History of Iota Iota Iota:
Iota Iota Iota, the Women's Studies Honor Society, was created at the Metropolitan State College of Denver in 1988. The Alpha Chapter of Iota Iota Iota (a.k.a. Triota) at Metropolitan State College of Denver
held its first induction ceremony in the fall of 1992 in order to recognize the academic achievements of students in Women's Studies. The Greek letter, iota, was selected for the name to represent the three goddesses Inana, Ishtar, and Isis. Iota Iota Iota strives to maintain the feminist values central to Women's Studies: egalitarianism, inclusiveness, and a celebration of the diversity of women's experiences.
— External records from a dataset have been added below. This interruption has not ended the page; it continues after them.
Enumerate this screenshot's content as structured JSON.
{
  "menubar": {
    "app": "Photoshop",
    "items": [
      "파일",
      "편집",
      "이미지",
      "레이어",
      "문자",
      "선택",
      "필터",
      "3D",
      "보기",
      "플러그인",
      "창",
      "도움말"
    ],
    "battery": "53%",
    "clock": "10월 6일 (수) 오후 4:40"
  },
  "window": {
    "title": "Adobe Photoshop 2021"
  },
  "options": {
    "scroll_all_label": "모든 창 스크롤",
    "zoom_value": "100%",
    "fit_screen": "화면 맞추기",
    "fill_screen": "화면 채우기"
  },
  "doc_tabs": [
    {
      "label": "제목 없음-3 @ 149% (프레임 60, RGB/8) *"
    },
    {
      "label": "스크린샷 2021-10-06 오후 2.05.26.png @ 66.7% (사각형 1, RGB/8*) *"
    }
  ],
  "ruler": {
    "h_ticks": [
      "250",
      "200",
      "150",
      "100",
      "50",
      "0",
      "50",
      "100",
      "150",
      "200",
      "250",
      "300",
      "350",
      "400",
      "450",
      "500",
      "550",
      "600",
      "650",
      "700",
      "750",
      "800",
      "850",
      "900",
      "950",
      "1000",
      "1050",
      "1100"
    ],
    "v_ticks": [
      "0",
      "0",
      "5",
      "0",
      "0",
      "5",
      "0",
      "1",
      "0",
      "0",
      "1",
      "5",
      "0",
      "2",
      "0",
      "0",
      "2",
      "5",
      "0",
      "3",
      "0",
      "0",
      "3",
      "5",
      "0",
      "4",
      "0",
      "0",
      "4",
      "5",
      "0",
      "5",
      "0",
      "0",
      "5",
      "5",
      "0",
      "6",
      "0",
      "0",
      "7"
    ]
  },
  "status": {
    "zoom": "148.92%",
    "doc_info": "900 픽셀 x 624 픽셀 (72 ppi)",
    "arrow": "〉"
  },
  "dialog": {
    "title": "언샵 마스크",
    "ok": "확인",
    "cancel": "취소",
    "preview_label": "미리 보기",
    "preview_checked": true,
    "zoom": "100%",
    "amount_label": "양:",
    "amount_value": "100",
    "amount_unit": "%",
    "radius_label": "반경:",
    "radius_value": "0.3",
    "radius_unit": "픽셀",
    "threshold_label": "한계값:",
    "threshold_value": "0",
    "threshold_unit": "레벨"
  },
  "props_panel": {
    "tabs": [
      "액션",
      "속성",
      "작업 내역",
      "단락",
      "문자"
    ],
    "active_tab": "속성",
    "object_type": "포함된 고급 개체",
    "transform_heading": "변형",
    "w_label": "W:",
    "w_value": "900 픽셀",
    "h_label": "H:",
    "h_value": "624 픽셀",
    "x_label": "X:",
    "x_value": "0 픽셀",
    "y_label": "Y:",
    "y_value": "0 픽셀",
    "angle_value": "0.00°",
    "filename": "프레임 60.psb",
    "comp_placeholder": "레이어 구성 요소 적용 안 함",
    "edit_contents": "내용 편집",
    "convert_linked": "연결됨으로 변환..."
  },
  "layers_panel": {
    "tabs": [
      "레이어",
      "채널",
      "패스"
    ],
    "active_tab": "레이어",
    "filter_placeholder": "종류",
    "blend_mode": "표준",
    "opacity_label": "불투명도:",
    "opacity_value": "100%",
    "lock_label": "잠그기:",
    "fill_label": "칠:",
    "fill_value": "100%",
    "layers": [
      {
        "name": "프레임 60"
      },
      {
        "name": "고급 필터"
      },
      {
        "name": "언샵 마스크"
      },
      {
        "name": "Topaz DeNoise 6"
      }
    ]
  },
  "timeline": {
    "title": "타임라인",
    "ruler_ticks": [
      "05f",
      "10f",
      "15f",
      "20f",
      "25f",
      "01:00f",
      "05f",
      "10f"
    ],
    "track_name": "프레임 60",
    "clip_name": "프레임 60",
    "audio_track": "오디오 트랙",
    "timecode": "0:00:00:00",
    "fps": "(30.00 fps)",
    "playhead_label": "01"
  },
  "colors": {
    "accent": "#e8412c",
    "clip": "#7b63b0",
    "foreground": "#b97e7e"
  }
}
The foundation of this society grew out of a desire for recognition of achievement in women's studies, and the mission of the society is one of service to other women students. The purpose of Triota is to encourage and support scholarship and excellence in women's studies.
Inanna, Ishtar, and Isis:
Goddesses represented by Iota Iota Iota
Inanna was one of the primary deities of Sumer, a civilization that flourished from around 3500 BCE to 2500 BCE. She was known as the queen of the land, the source of the earth's life blood. According to some stories, she renewed her virginity each year by descending into the underworld. Mary Daly, who has reinterpreted many words referring to women, suggests that a virgin may be thought of as a wild, lusty, unsubdued woman.
Ishtar was the great goddess of Babylonia, a civilization located in the south of present-day Iraq from around 1800 to 1000 BCE. Ishtar - or Star - was the Light of the World, the Lawgiver, the Queen of all Men. Mary Daly might call her the Audacious Truthsayer: unafraid, naming the problems, boldly telling the Truth.
Isis was the primary goddess of ancient Egypt, beginning around 3000 BCE. Worship of Isis lasted well into the first millenium of the Christian Era, and many believe she became identified with Christianity's virgin mother Mary. Isis was the goddess from whom all else arose - the Creator, the Giver of Life, the Mother of All.